For two years, Wall Street tracked the artificial intelligence boom through one metric: who controls the most chips. That mental model is cracking, according to recent reporting.
The bottleneck is increasingly electricity. Electric utilities across the United States are now fielding interconnection requests from AI data center operators seeking 80 megawatts or more of dedicated capacity for a single facility — a load that dwarfs the 5 to 10 megawatts a conventional data center requires, according to MSN reporting. That means a single AI data center can consume more than double, and in some cases far more, the power of an ordinary one.
The shift reframes where the real constraints in AI development lie. As one analysis framed it, the next AI infrastructure race has nothing to do with chips — Wall Street has spent years pricing AI through compute, but power access, grid interconnection, and physical infrastructure are emerging as the binding limits on how fast the industry can grow.
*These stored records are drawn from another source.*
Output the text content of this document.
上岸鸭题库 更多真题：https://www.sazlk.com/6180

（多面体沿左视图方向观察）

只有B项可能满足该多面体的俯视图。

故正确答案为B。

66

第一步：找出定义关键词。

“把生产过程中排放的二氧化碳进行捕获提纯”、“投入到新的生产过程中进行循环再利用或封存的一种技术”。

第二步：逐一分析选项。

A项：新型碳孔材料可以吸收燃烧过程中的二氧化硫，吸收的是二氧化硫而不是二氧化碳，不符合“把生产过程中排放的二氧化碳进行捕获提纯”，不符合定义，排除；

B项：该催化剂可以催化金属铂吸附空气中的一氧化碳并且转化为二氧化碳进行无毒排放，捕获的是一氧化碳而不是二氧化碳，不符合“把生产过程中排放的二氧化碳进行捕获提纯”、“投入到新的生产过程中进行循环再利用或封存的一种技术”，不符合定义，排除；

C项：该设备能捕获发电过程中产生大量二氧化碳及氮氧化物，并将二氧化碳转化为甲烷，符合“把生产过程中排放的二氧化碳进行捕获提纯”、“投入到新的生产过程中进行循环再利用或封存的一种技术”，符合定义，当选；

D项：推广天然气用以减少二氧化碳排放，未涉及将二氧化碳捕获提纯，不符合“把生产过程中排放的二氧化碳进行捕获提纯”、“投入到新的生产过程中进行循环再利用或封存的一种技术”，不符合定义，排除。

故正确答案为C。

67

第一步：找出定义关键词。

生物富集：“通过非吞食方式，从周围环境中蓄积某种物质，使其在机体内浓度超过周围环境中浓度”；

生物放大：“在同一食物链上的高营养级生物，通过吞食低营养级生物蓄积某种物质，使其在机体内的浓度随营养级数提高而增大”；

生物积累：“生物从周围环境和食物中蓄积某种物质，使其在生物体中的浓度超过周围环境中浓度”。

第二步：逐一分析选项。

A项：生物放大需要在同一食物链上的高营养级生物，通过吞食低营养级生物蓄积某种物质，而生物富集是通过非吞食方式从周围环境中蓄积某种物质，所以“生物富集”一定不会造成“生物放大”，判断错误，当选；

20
Building a data center is relatively straightforward compared to securing a dedicated high-capacity grid connection, which can take years of permitting, utility negotiation, and transmission upgrades. That means companies that locked in power agreements early — or that own land near substations with spare capacity — may hold advantages that no amount of chip-buying can replicate.
This matters because it signals that the AI race is no longer purely a technology competition. It is increasingly a race for physical infrastructure — power lines, cooling systems, and grid access — which moves far more slowly than semiconductor manufacturing and is much harder to scale on demand.